Nos últimos dias, Sérgio Moro foi fustigado por comentários do presidente que sinalizavam seu enfraquecimento, mesmo que entre afagos e sorrisos em eventos públicos como no último 7 de setembro em que caminharam abraçados em Brasília. Os sinais palacianos de aproximação e afastamento de Sérgio Moro são quase simultâneos, criando confusão e atordoamento entre os fãs do ministro, segundo as pesquisas ainda mais popular que o próprio presidente.
A Polícia Federal por pouco não teve seu diretor-geral, Marcelo Valeixo, demitido. Valeixo participou ativamente de diversas fases da Lava Jato no Paraná com Moro, liderou a operação de prisão do ex-presidente Lula e sob seu comando foi acertada a delação premiada de Antonio Palocci. Bolsonaro também exonerou Ricardo Saadi da Superintendência Regional da Polícia Federal do Rio de Janeiro. O segundo da hierarquia da Receita, João Paulo Fachada Martins, também foi trocado em agosto.

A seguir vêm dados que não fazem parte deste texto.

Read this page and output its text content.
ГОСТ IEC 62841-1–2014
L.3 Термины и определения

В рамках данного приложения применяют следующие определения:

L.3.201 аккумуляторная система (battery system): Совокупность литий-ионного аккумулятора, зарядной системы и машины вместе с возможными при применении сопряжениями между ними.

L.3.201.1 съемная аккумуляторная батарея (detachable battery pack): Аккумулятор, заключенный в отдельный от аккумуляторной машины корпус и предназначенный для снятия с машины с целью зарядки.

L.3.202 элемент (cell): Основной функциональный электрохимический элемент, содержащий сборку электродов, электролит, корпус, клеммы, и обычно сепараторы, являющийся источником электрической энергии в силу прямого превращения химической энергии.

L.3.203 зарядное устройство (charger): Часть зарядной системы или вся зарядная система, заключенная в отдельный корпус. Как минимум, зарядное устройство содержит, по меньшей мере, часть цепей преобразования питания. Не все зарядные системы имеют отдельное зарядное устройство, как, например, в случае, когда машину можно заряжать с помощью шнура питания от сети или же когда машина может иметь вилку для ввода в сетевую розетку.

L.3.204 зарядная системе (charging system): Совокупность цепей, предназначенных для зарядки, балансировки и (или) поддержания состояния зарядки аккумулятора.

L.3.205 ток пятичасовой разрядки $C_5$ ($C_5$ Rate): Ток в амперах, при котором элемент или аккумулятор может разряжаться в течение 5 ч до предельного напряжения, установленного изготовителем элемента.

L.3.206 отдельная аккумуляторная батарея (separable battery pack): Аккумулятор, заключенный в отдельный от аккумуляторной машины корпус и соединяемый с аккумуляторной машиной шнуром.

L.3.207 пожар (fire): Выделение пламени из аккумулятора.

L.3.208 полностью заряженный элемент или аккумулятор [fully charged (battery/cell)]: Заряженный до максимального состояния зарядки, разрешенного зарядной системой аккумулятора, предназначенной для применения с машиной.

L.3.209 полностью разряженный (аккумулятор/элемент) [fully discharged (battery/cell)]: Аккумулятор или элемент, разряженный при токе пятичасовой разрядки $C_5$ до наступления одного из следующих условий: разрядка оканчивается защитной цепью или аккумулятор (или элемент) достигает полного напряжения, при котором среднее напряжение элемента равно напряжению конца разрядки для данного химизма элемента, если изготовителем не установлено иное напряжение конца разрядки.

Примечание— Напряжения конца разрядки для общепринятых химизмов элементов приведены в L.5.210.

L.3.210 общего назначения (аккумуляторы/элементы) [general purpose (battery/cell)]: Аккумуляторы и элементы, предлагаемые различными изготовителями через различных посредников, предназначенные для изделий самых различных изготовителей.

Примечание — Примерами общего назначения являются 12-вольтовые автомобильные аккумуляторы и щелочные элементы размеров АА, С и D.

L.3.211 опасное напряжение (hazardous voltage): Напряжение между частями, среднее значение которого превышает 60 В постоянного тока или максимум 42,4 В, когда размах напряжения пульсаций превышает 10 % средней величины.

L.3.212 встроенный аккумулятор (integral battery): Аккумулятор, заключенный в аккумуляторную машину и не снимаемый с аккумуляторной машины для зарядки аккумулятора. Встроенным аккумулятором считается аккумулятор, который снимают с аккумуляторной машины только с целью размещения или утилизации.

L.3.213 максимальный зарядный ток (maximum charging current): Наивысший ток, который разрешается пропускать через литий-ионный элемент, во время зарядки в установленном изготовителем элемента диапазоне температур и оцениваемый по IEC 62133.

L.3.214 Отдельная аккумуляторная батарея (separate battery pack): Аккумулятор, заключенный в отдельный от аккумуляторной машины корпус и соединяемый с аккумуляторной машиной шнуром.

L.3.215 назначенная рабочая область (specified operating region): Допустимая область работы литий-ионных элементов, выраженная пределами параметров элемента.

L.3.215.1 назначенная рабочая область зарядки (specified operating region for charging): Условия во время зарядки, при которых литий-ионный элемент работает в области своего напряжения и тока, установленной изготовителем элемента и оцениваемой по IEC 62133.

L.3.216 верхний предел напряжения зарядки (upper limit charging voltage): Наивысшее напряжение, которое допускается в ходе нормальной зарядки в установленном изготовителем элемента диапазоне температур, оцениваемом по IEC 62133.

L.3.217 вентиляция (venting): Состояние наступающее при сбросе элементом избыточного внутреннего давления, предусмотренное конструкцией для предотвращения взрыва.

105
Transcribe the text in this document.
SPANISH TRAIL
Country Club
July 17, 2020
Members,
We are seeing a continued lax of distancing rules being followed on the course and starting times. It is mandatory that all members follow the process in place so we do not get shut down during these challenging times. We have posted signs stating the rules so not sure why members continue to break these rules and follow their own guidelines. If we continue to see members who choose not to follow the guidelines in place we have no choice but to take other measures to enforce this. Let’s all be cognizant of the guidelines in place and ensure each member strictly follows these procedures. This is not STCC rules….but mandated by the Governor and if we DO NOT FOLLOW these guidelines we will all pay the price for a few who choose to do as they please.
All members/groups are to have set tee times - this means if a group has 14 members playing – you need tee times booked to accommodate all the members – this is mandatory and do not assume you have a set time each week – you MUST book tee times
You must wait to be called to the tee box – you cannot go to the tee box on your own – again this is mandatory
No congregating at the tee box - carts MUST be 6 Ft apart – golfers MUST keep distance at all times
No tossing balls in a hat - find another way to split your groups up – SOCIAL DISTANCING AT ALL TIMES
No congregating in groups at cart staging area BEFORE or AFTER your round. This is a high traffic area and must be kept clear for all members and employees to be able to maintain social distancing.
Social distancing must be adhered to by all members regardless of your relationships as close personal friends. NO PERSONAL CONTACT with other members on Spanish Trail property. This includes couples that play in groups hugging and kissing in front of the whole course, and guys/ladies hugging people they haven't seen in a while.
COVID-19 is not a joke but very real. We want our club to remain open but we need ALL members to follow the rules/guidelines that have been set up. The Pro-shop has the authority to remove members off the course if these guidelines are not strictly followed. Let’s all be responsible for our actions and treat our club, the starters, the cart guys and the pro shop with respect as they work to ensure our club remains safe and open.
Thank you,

Os sinais palacianos de aproximação e afastamento de Sérgio Moro são quase simultâneos, criando confusão e atordoamento entre os fãs do ministro, segundo as pesquisas ainda mais popular que o próprio presidente.
Sérgio Moro é inexperiente no ambiente inóspito de Brasília e o abandono intempestivo de uma coletiva de imprensa na última quarta é um sinal claro de seu desconforto. Até as carpas do Lago Paranoá acreditam que Moro largou uma carreira de 22 anos como juiz federal por uma promessa de vaga na Suprema Corte e mesmo essa indicação mereceu declarações contrárias de Bolsonaro na semana passada. O presidente disse não ter qualquer acordo com Moro em relação ao STF e ainda sugeriu que seu advogado-geral da União, André Mendonça seria “terrivelmente supremável”.
A Lava Jato se inspirou na mais famosa e icônica operação do gênero, a Mãos Limpas, iniciada em 1992 e que terminou de forma melancólica, o que é admitido por todos os seus protagonistas. Antonio Di Pietro, juiz-símbolo da operação, trocou a magistratura pela política e o resultado foi decepcionante. Da terra arrasada do cenário político italiano emergiu Silvio Berlusconi, visto pelo eleitor como um outsider contra o sistema, mas ao perceber que a operação chegaria em companheiros próximos tirou seu apoio e a Mãos Limpas acabou esvaziada e sem cumprir seus principais objetivos.
A indicação de Augusto Aras, para procuradores ligados à Lava Jato um adversário da operação, foi o maior combustível dado até hoje para os que vêem no presidente um inimigo da força-tarefa iniciada em 2014. O clima na República de Curitiba desde semana passada é de revolta e luto, com declarações fortes dos procuradores publicadas na imprensa e nas redes sociais. A entrevista duríssima do procurador aposentado Carlos Fernando dos Santos Lima, um dos nomes mais conhecidos da Lava jato, para o Estadão no último sábado, resume o humor do ícones lavajatistas.
Na superfície, nada de concreto mudou para a operação e as trocas institucionais são vistas pelos apoiadores do governo como “normais”. O lavajatismo está em crise mas não tem uma alternativa política clara para desembarcar do governo. Como disse Michel Houellebecq, tudo pode acontecer, inclusive nada.